For differential gene expression, single-cell RNA-seq data were pseudobulked by aggregating the raw count sum of each gene within every sample and specific cell type, filtering for a minimum of 10 cells per cell type and at least 1,000 cells per overall sample. Differential expression testing was performed in R (v4.3.3) using DESeq2. For paired longitudinal NDMM comparisons across clinical visits, the model inherently regressed subject-specific effects (GEX ~ Subject + Visit). When comparing NDMM states to healthy controls, the DESeq2 formula adjusted for covariates including cohort, sex, age, and CMV status (GEX ~ Cohort + Sex + Age + CMV). Differentially expressed genes were defined as having a Benjamini-Hochberg adjusted p-value of <= 0.05. Pathway enrichment was calculated utilizing the Fast Gene Set Enrichment Analysis (FGSEA) in R (v4.3.3). Gene sets were sourced from MSigDB_Hallmark_2020, Reactome_Pathways_2024, ENCODE_and_ChEA_Consensus_TFs_from_ChIP-X, and KEGG_2021_Human. Plotting significant pathways defined by an adjusted p-value <= 0.05.

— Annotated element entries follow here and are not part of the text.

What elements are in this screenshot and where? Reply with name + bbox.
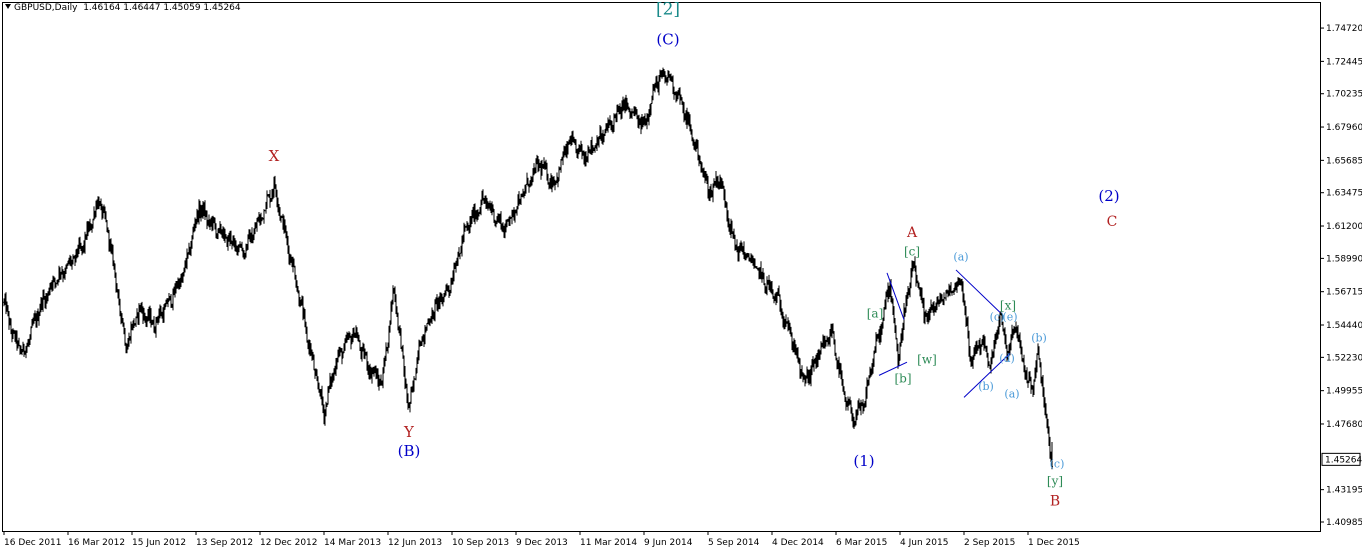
price-axis: 1.74720 1.72445 1.70235 1.67960 1.65685 1.634…: [1320, 24, 1362, 528]
wave-label-12: (1): [853, 452, 874, 470]
x-tick-label: 9 Dec 2013: [516, 538, 568, 548]
y-tick-label: 1.70235: [1326, 90, 1362, 100]
x-tick-label: 16 Mar 2012: [68, 538, 125, 548]
y-tick-label: 1.63475: [1326, 189, 1362, 199]
wave-label-23: (c): [1050, 458, 1065, 471]
y-tick-label: 1.47680: [1326, 420, 1362, 430]
current-price-label: 1.45264: [1325, 455, 1362, 465]
wave-label-5: A: [906, 225, 918, 241]
y-tick-label: 1.52230: [1326, 353, 1362, 363]
wave-label-20: (d): [999, 352, 1015, 365]
y-tick-label: 1.65685: [1326, 156, 1362, 166]
y-tick-label: 1.58990: [1326, 254, 1362, 264]
wave-label-9: [w]: [917, 353, 937, 367]
wave-label-1: (C): [656, 30, 679, 48]
x-tick-label: 9 Jun 2014: [644, 538, 693, 548]
ohlc-bars-series: [3, 67, 1053, 470]
wave-label-17: (b): [978, 380, 994, 393]
price-bars: [3, 67, 1053, 470]
wave-label-22: (b): [1031, 332, 1047, 345]
x-tick-label: 11 Mar 2014: [580, 538, 637, 548]
wave-label-3: Y: [403, 423, 415, 441]
x-tick-label: 14 Mar 2013: [324, 538, 381, 548]
x-tick-label: 6 Mar 2015: [836, 538, 887, 548]
y-tick-label: 1.74720: [1326, 24, 1362, 34]
chart-area[interactable]: [2] (C) X Y (B) A [c] [a] [b] [w] [x] [y] (1) (2) C B (a…: [0, 0, 1362, 559]
plot-frame: [2, 2, 1321, 532]
wave-label-11: [y]: [1047, 474, 1063, 488]
wave-label-21: (a): [1004, 387, 1019, 400]
x-tick-label: 2 Sep 2015: [964, 538, 1015, 548]
wave-label-8: [b]: [894, 372, 911, 386]
wave-labels: [2](C)XY(B)A[c][a][b][w][x][y](1)(2)CB(a…: [269, 0, 1120, 510]
x-tick-label: 1 Dec 2015: [1028, 538, 1080, 548]
x-tick-label: 4 Jun 2015: [900, 538, 948, 548]
y-tick-label: 1.56715: [1326, 288, 1362, 298]
wave-label-19: (e): [1002, 310, 1017, 323]
x-tick-label: 5 Sep 2014: [708, 538, 760, 548]
wave-label-13: (2): [1098, 187, 1119, 205]
wave-label-0: [2]: [656, 0, 680, 19]
symbol-header: GBPUSD,Daily 1.46164 1.46447 1.45059 1.4…: [5, 3, 241, 13]
wave-label-6: [c]: [904, 244, 920, 258]
x-tick-label: 10 Sep 2013: [452, 538, 509, 548]
wave-label-4: (B): [398, 442, 421, 460]
x-tick-label: 13 Sep 2012: [196, 538, 253, 548]
y-tick-label: 1.54440: [1326, 321, 1362, 331]
x-tick-label: 16 Dec 2011: [4, 538, 62, 548]
y-tick-label: 1.40985: [1326, 518, 1362, 528]
ohlc-values: 1.46164 1.46447 1.45059 1.45264: [83, 3, 241, 13]
dropdown-triangle-icon[interactable]: [5, 4, 11, 9]
y-tick-label: 1.43195: [1326, 486, 1362, 496]
current-price-marker: 1.45264: [1321, 452, 1362, 466]
x-tick-label: 4 Dec 2014: [772, 538, 824, 548]
wave-label-7: [a]: [867, 307, 884, 321]
time-axis: 16 Dec 2011 16 Mar 2012 15 Jun 2012 13 Sep …: [3, 531, 1080, 548]
wave-label-15: B: [1050, 494, 1060, 510]
wave-label-14: C: [1107, 214, 1118, 230]
x-tick-label: 12 Dec 2012: [260, 538, 318, 548]
y-tick-label: 1.67960: [1326, 123, 1362, 133]
x-tick-label: 15 Jun 2012: [132, 538, 186, 548]
x-tick-label: 12 Jun 2013: [388, 538, 442, 548]
price-chart[interactable]: [2](C)XY(B)A[c][a][b][w][x][y](1)(2)CB(a…: [0, 0, 1362, 554]
y-tick-label: 1.61200: [1326, 222, 1362, 232]
y-tick-label: 1.72445: [1326, 57, 1362, 67]
wave-label-2: X: [269, 147, 280, 165]
y-tick-label: 1.49955: [1326, 387, 1362, 397]
symbol-name: GBPUSD,Daily: [14, 3, 78, 13]
wave-label-16: (a): [953, 250, 968, 263]
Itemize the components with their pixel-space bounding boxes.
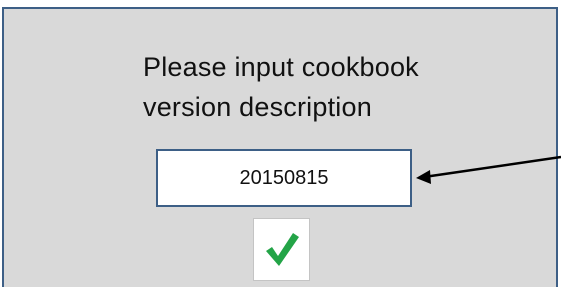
page: Please input cookbook version descriptio… xyxy=(0,0,561,287)
pointer-arrow xyxy=(416,155,561,184)
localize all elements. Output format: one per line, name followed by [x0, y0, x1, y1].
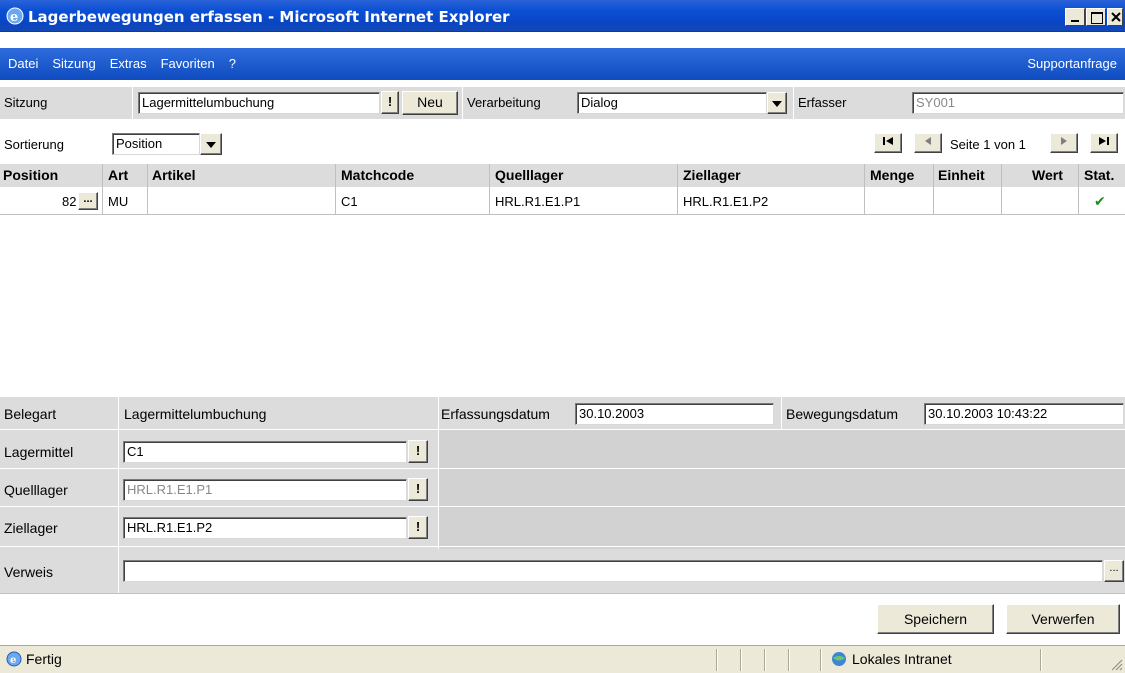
last-page-button[interactable]: [1090, 133, 1118, 153]
menu-item-favoriten[interactable]: Favoriten: [161, 56, 215, 71]
quelllager-field[interactable]: HRL.R1.E1.P1: [123, 479, 407, 501]
first-page-icon: [883, 137, 893, 145]
chevron-down-icon: [772, 101, 782, 107]
menu-item-datei[interactable]: Datei: [8, 56, 38, 71]
session-field[interactable]: Lagermittelumbuchung: [138, 92, 380, 114]
col-header-menge[interactable]: Menge: [870, 167, 914, 183]
lagermittel-field[interactable]: C1: [123, 441, 407, 463]
cell-quelllager: HRL.R1.E1.P1: [495, 194, 581, 209]
cell-ziellager: HRL.R1.E1.P2: [683, 194, 769, 209]
bewegungsdatum-label: Bewegungsdatum: [786, 406, 899, 422]
menu: Datei Sitzung Extras Favoriten ?: [8, 56, 236, 71]
prev-page-button[interactable]: [914, 133, 942, 153]
page-indicator: Seite 1 von 1: [950, 137, 1026, 152]
ziellager-lookup-button[interactable]: !: [408, 516, 428, 539]
prev-page-icon: [925, 137, 931, 145]
col-header-art[interactable]: Art: [108, 167, 128, 183]
svg-text:e: e: [10, 10, 18, 25]
col-header-artikel[interactable]: Artikel: [152, 167, 196, 183]
processing-label: Verarbeitung: [467, 95, 541, 110]
col-header-matchcode[interactable]: Matchcode: [341, 167, 414, 183]
recorder-label: Erfasser: [798, 95, 847, 110]
session-lookup-button[interactable]: !: [381, 91, 399, 114]
new-session-button[interactable]: Neu: [402, 91, 458, 115]
chevron-down-icon: [206, 142, 216, 148]
verweis-label: Verweis: [4, 564, 54, 580]
last-page-icon: [1099, 137, 1109, 145]
page-icon: e: [6, 651, 22, 667]
cell-art: MU: [108, 194, 129, 209]
erfassungsdatum-label: Erfassungsdatum: [441, 406, 550, 422]
close-button[interactable]: [1107, 8, 1123, 26]
processing-dropdown-button[interactable]: [767, 92, 787, 114]
recorder-field: SY001: [912, 92, 1124, 114]
sorting-select[interactable]: Position: [112, 133, 200, 155]
col-header-ziellager[interactable]: Ziellager: [683, 167, 741, 183]
next-page-icon: [1061, 137, 1067, 145]
next-page-button[interactable]: [1050, 133, 1078, 153]
col-header-position[interactable]: Position: [3, 167, 58, 183]
close-icon: [1111, 12, 1121, 22]
status-bar: e Fertig Lokales Intranet: [0, 645, 1125, 673]
col-header-einheit[interactable]: Einheit: [938, 167, 985, 183]
ziellager-field[interactable]: HRL.R1.E1.P2: [123, 517, 407, 539]
save-button[interactable]: Speichern: [877, 604, 994, 634]
col-header-quelllager[interactable]: Quelllager: [495, 167, 563, 183]
window-title: Lagerbewegungen erfassen - Microsoft Int…: [28, 8, 510, 26]
status-check-icon: ✔: [1094, 193, 1106, 209]
cell-matchcode: C1: [341, 194, 358, 209]
bewegungsdatum-field[interactable]: 30.10.2003 10:43:22: [924, 403, 1124, 425]
intranet-zone-icon: [832, 652, 846, 666]
cell-position: 82: [62, 194, 77, 209]
resize-grip-icon[interactable]: [1111, 659, 1123, 671]
internet-explorer-icon: e: [6, 7, 24, 25]
sorting-label: Sortierung: [4, 137, 64, 152]
lagermittel-lookup-button[interactable]: !: [408, 440, 428, 463]
ziellager-label: Ziellager: [4, 520, 58, 536]
minimize-button[interactable]: [1065, 8, 1085, 26]
menu-item-sitzung[interactable]: Sitzung: [52, 56, 95, 71]
menu-item-help[interactable]: ?: [229, 56, 236, 71]
row-details-button[interactable]: ...: [78, 192, 98, 210]
discard-button[interactable]: Verwerfen: [1006, 604, 1120, 634]
status-text: Fertig: [26, 651, 62, 667]
processing-select[interactable]: Dialog: [577, 92, 767, 114]
quelllager-label: Quelllager: [4, 482, 68, 498]
sorting-dropdown-button[interactable]: [200, 133, 222, 155]
first-page-button[interactable]: [874, 133, 902, 153]
erfassungsdatum-field[interactable]: 30.10.2003: [575, 403, 774, 425]
belegart-label: Belegart: [4, 406, 57, 422]
col-header-wert[interactable]: Wert: [1032, 167, 1063, 183]
belegart-value: Lagermittelumbuchung: [124, 406, 267, 422]
zone-text: Lokales Intranet: [852, 651, 952, 667]
quelllager-lookup-button[interactable]: !: [408, 478, 428, 501]
support-link[interactable]: Supportanfrage: [1027, 56, 1117, 71]
maximize-button[interactable]: [1086, 8, 1106, 26]
title-bar: e Lagerbewegungen erfassen - Microsoft I…: [0, 0, 1125, 32]
lagermittel-label: Lagermittel: [4, 444, 74, 460]
session-label: Sitzung: [0, 87, 132, 119]
svg-text:e: e: [10, 655, 16, 666]
menu-item-extras[interactable]: Extras: [110, 56, 147, 71]
verweis-browse-button[interactable]: ...: [1104, 560, 1124, 582]
col-header-status[interactable]: Stat.: [1084, 167, 1114, 183]
verweis-field[interactable]: [123, 560, 1103, 582]
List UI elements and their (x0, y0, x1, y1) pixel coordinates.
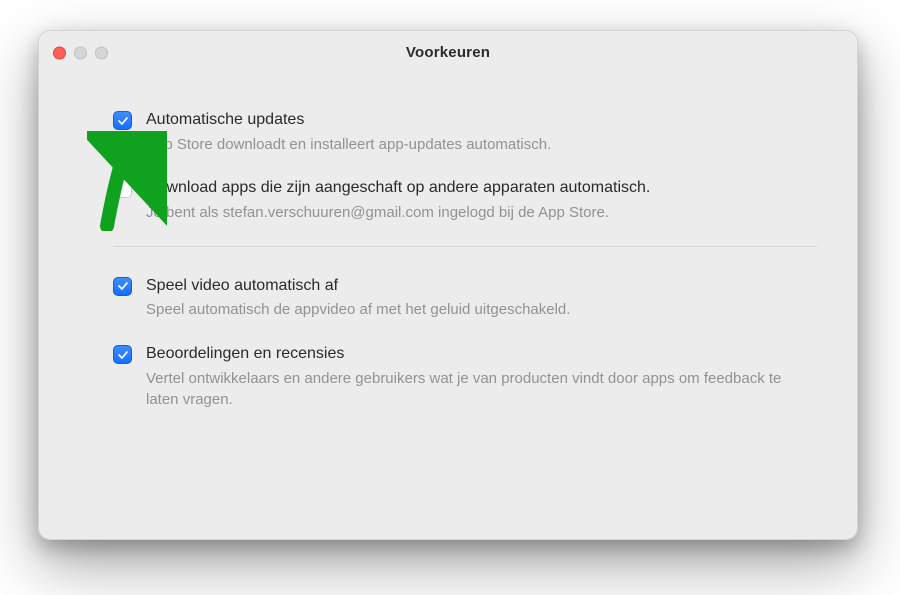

B Cell Isotype Classification

Normalized expression of nine IgH constant genes (IGHM, IGHD, IGHG1-4, IGHA1-2, and IGHE) were used to classify B cells by their isotype. If cells were positive for either IGHM or IGHD, or both IGHM and IGHD, they received isotype assignment of IGHM, IGHD, or IGHMD. Otherwise, the cell received the isotype of the IGH genes for which they are positive. In cases of no expression of any IGH genes, the cell was classified as undetermined.

Olink and MSD Proteomics

Statistical differences between healthy and cancer patients (VRd/DVRd) for each timepoint were calculated using an unpaired Mann-Whitney U test. Statistical differences between timepoints within the same treatment group (Healthy, VRd, or DVRd) were calculated using a paired Wilcoxon Signed-Rank test. Benjamini-Hochberg p-value correction was applied to control the false discovery rate (FDR), with significant differences in composition defined by FDR < 0.05. Olink proteomic pathway enrichment was calculated via Over-Representation Analysis (ORA) utilizing the WebGestaltR package.